说沈老是“大陆最初一位书法各人”,“最初”二字或许有些过,但沈老题签古典文学名著,确属“本质当行”。我一贯认为现代书法宜有两种存在:“偏于艺的书法”与“偏于伦理的书法”。前者次要存在于展厅、艺术馆等非日常空间,多为专业书家创做,只是写得好罢了;后者则陪伴着我们的日常人生,包罗平昔案头阅读,居家室内悬挂,日常出进的学校、机关、园林等建筑题匾。那些楔进日常生活的书法,会与我们“日久生情”,成为伦理性存在。书刊题签,就是典型的“伦理性书法”。册本日常在手上翻阅、摩挲,与我们的肌肤相触碰,阅读过程产生思惟、感情活动;因而,题签的书写者,就要可以“压”得住那本书。沈尹默的题签,就能“压”得住《鲁迅全集》(人民文学出书社1956年版由沈老题签),因他与鲁迅过从甚深,因他是从五四新文化运动过来之人。沈尹默的题签,也完万能“压”得住《诗经选》《楚辞选》《红楼梦》那些古典文学名著,因他曾是北大中文系传授,讲授古典文学,雅擅辞章,著有《秋明室杂诗》《秋明室长短句》。据沈尹默之孙沈长庆先生说,沈老自认其一生成就,“当以诗为第一,词次之,书法最下。世人不察,誉我之书法,实愧矣哉!”(《沈尹默年谱·序》)所谓“压”得住,是指书写者的阅历、脾气、学识、操行为我们所领会,一睹其字,便思其人,不由生出几分敬意。他的字存在于我们的日常,我们愿与之精神相往来,愿与之长久相处。册本题签,不单要令人感应“美”,还要能使人起“敬”。孟子说:“全国有达尊三:爵一、齿一、德一”,美自己不在“达尊”之列。在美感体味之外,书法鉴躲过程还产生了道德揣度、价值揣度,那就是“伦理性存在”。北宋李公麟说器物之用,在“眩美资玩”的审美功用之外,还有“天天鉴看,罔有逸德”的伦理功用,关键就在于器物的日常敞开性,与我们天天晤对。不克不及令人起敬的字,哪怕技法多妙、市价多高,我也绝不会让它久挂书房。苏东坡之所以死力反对驸马都尉李玮花五百千购置王夷甫帖,就是那个缘故。书法的“艺术性”与“伦理性”,不长短此即彼的,传统文人书法大致兼而有之,沈尹默、钱锺书即为典型。

正因为沈老是文人书法一路,衡以当今专业书家之原则,沈老的部门书做是存有不敷的,而此恰为文人书法之特征所在,即未尝用尽全力,留有馀地,“游于艺”是也。
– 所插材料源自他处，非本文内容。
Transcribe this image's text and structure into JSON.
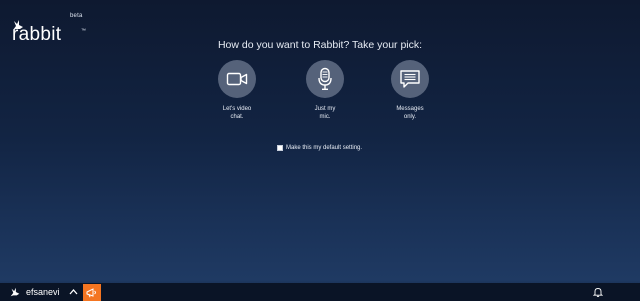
{
  "brand": {
    "beta_label": "beta",
    "name": "rabbit",
    "trademark": "™"
  },
  "chooser": {
    "prompt": "How do you want to Rabbit? Take your pick:",
    "options": [
      {
        "id": "video",
        "icon": "video-camera-icon",
        "line1": "Let's video",
        "line2": "chat."
      },
      {
        "id": "mic",
        "icon": "microphone-icon",
        "line1": "Just my",
        "line2": "mic."
      },
      {
        "id": "messages",
        "icon": "chat-bubble-icon",
        "line1": "Messages",
        "line2": "only."
      }
    ],
    "default_setting_label": "Make this my default setting.",
    "default_setting_checked": false
  },
  "bottom_bar": {
    "username": "efsanevi",
    "user_icon": "rabbit-icon",
    "expand_icon": "chevron-up-icon",
    "action_icon": "megaphone-icon",
    "notification_icon": "bell-icon",
    "accent_color": "#f47521"
  }
}
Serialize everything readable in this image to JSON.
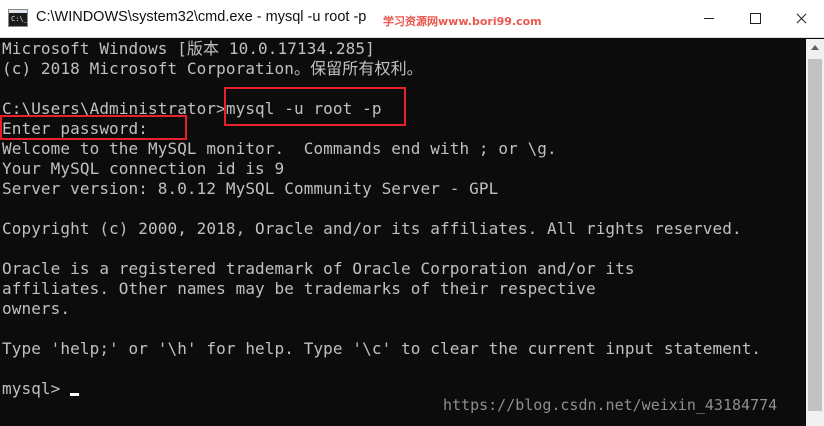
{
  "window": {
    "title": "C:\\WINDOWS\\system32\\cmd.exe - mysql  -u root  -p",
    "watermark_top": "学习资源网www.bori99.com"
  },
  "console": {
    "lines": [
      "Microsoft Windows [版本 10.0.17134.285]",
      "(c) 2018 Microsoft Corporation。保留所有权利。",
      "",
      "C:\\Users\\Administrator>mysql -u root -p",
      "Enter password:",
      "Welcome to the MySQL monitor.  Commands end with ; or \\g.",
      "Your MySQL connection id is 9",
      "Server version: 8.0.12 MySQL Community Server - GPL",
      "",
      "Copyright (c) 2000, 2018, Oracle and/or its affiliates. All rights reserved.",
      "",
      "Oracle is a registered trademark of Oracle Corporation and/or its",
      "affiliates. Other names may be trademarks of their respective",
      "owners.",
      "",
      "Type 'help;' or '\\h' for help. Type '\\c' to clear the current input statement.",
      "",
      "mysql> "
    ]
  },
  "watermark_bottom": "https://blog.csdn.net/weixin_43184774",
  "colors": {
    "console_bg": "#0c0c0c",
    "console_text": "#c0c0c0",
    "highlight": "#e8202a"
  }
}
王羲之就对张芝“临池学书,池水尽墨”表达不屑,骄傲地说“若吾耽之若此,未必谢之”(张彦远《法书要录》),反对在书法小道上一味耽溺。张怀瓘说:“君子躲器,以虞为优”(《书断》),假设说欧阳询用尽非常力,那么虞世南就是非常力仅用七分,“躲器”指向了随意天然、萧散适性的书写形态,不在翰墨形式上过于显山露珠。沈老之书,贬之者如陈独秀,言“其俗在骨”、“字外无字”;褒之者如其学生王静芝,誉为米芾以来第一人,陆维钊也说沈能“写到宋代”,“再往上逃就逃不及了”。在笔者看来,沈老“写到宋代”的书做只是一小部门,晚年大部门书迹是存在一些“瑕疵”的。身体安康原因与翰墨纸砚书写前提的限造,也影响了沈老晚年书写程度的发扬。沈尹默年轻时因眼病从日本停学,常日所戴近视眼镜达1700度,晚年左眼失明,右眼模糊,挥毫时需别人指点落笔之处。傅申先生也说沈老晚年,“在衰朽之中,加之那时的物量前提和精神生活都很不睬想,因而在书写时比力率意,精气不克不及灌输”(《民初帖学书家沈尹默》)。

以“宋诗选注”题签而论,沈老彼时76岁高龄,目力、腕力已皆不如前,所用纸、笔亦皆欠安。二王一路的字,对纸笔极为挑剔。“宋”字第一笔,点下往后提笔,本应出锋,但锋出得很秃,失了精神,可能是笔的缘故;最初一笔长点,点下往后回笔收锋,也是毛拉拉的觉得。“詩”字与“選”字右下点,位置都好,但两个点收笔不敏捷,挈泥带水,是腕力仍是笔尖打了折扣?“詩”字右半“寺”中间一长横,向右写往,墨迹逐步洇开,构成毛拉拉一个团,那很可能是用纸太生所致。最让我感应不温馨的是,“宋”字第三笔横折钩,出钩与长横构成一个锐角,那个锐角内边呈锯齿状,又像被什么工具“咬”出一个小洞,放大看极不美看。我无法确定,那一效果,事实是沈老本身形成的,仍是纸、笔缘故,抑某人民文学出书社的印造过程所致?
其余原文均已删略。